Souverein O W, Zwinderman A H, Tanck M W T
Department of Clinical Epidemiology and Biostatistics, Academic Medical Center, Amsterdam, the Netherlands.
Ann Hum Genet. 2006 May;70(Pt 3):372-81. doi: 10.1111/j.1529-8817.2005.00236.x.
The objective of this study was to investigate the performance of multiple imputation of missing genotype data for unrelated individuals using the polytomous logistic regression model, focusing on different missingness mechanisms, percentages of missing data, and imputation models. A complete dataset of 581 individuals, each analysed for eight biallelic polymorphisms and the quantitative phenotype HDL-C, was used. From this dataset one hundred replicates with missing data were created, in different ways for different scenarios. The performance was assessed by comparing the mean bias in parameter estimates, the root mean squared standard errors, and the genotype-imputation error rates. Overall, the mean bias was small in all scenarios, and in most scenarios the mean did not differ significantly from 'no bias'. Including polymorphisms that are highly correlated in the imputation model reduced the genotype-imputation error rate and increased precision of the parameter estimates. The method works well for data that are missing completely at random, and for data that are missing at random. In conclusion, our results indicate that multiple imputation with the polytomous logistic regression model can be used for association studies to deal with the problem of missing genotype data, when attention is paid to the imputation model and the percentage of missing data.

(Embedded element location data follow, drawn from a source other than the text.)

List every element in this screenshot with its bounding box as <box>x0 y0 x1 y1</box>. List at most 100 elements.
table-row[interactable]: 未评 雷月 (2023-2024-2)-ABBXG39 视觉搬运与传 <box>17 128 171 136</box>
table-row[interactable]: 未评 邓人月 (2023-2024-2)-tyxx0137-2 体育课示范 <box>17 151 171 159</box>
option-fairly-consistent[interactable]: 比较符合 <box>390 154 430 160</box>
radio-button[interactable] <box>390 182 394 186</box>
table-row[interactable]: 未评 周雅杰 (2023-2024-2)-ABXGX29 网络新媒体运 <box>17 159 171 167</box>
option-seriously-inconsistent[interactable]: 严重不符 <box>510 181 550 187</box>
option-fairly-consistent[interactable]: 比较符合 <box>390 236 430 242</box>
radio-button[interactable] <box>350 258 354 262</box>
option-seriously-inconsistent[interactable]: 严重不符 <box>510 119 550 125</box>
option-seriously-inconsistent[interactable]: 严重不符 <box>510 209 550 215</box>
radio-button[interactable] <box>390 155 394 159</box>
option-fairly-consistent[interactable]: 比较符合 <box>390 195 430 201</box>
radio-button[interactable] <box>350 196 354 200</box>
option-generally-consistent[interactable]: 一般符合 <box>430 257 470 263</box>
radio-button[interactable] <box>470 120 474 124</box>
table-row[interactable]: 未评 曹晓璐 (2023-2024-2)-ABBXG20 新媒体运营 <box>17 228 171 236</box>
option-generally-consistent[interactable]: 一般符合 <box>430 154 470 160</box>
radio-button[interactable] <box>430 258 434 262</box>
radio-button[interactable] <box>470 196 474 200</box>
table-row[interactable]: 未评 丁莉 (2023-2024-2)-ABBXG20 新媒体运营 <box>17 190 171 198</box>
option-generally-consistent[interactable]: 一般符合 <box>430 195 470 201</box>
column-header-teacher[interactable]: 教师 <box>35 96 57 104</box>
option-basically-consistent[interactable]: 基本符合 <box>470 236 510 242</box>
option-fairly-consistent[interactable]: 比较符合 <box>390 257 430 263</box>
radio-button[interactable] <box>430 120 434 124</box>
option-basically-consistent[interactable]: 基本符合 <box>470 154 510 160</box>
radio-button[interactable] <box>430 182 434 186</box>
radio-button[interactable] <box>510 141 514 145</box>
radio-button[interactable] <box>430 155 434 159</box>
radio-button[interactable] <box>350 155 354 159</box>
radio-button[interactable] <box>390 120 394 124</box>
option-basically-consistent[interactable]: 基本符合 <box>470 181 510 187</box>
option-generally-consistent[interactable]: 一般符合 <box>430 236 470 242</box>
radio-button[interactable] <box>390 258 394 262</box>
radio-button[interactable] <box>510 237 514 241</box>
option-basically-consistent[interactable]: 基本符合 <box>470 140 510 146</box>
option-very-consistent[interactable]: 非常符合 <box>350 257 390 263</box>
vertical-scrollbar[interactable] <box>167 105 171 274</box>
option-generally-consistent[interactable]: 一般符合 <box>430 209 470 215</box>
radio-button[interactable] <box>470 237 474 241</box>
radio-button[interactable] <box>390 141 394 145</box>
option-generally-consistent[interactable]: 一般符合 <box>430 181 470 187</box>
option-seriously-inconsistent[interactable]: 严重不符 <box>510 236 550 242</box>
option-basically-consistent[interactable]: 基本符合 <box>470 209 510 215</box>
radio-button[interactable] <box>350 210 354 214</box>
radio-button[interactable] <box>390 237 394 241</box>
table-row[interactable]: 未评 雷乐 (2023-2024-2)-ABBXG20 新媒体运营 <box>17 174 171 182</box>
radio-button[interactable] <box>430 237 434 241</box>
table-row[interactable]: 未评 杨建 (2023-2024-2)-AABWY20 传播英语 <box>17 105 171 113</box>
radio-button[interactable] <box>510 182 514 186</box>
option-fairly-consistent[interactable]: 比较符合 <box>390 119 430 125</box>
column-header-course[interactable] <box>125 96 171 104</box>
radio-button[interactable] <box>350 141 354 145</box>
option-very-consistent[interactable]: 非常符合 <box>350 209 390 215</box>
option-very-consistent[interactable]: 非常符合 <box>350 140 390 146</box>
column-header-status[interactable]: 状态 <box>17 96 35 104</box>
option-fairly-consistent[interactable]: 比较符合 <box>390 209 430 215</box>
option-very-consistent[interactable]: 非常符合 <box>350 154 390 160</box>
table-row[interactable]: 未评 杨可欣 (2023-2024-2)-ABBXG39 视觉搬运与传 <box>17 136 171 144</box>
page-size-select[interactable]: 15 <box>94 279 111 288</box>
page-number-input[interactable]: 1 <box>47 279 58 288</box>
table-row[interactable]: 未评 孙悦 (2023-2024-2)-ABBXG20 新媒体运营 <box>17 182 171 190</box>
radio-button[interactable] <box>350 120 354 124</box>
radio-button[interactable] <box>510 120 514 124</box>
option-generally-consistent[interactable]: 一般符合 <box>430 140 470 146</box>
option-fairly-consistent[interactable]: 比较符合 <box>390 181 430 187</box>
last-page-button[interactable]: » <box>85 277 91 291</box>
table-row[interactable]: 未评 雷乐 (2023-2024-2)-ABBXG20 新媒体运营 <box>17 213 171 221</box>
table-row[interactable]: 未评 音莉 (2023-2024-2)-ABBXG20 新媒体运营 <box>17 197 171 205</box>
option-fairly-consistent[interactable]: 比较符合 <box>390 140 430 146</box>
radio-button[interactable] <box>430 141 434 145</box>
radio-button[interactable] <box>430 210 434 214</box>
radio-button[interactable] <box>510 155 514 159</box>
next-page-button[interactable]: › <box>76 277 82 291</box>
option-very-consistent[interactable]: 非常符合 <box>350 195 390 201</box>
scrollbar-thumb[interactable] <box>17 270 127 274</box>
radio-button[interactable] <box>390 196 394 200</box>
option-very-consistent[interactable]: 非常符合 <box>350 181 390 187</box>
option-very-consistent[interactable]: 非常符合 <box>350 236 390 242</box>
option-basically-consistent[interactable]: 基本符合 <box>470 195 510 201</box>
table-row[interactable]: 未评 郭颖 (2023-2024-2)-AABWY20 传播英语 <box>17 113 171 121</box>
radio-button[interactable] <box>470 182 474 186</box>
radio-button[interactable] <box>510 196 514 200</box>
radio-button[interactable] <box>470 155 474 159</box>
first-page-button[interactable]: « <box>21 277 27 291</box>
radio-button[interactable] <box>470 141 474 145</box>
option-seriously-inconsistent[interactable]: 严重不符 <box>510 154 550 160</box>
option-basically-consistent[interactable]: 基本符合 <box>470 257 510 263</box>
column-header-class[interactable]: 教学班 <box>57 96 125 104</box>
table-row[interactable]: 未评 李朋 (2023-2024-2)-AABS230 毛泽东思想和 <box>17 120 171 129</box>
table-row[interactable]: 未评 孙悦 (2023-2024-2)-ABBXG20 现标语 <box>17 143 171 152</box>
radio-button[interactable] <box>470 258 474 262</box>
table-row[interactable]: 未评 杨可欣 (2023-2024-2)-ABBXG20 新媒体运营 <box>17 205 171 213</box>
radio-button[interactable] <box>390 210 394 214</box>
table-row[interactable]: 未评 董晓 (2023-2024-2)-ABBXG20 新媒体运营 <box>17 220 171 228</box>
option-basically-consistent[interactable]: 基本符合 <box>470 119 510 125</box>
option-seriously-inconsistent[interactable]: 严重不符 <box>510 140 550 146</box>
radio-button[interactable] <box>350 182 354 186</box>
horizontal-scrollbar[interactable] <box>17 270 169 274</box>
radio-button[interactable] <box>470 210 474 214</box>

本研究的目的是使用多分类逻辑回归模型,针对无关个体缺失的基因型数据,研究多重填补的性能,重点关注不同的缺失机制、数据缺失百分比和填补模型。使用了一个包含581个个体的完整数据集,每个个体都针对8个双等位基因多态性和定量表型高密度脂蛋白胆固醇(HDL-C)进行了分析。从该数据集中,针对不同场景以不同方式创建了100个带有缺失数据的重复数据集。通过比较参数估计中的平均偏差、均方根标准误差和基因型填补错误率来评估性能。总体而言,在所有场景中平均偏差都很小,并且在大多数场景中平均值与“无偏差”没有显著差异。在填补模型中纳入高度相关的多态性可降低基因型填补错误率并提高参数估计的精度。该方法对于完全随机缺失的数据以及随机缺失的数据都适用。总之,我们的结果表明,当关注填补模型和数据缺失百分比时,使用多分类逻辑回归模型进行多重填补可用于关联研究,以处理缺失基因型数据的问题。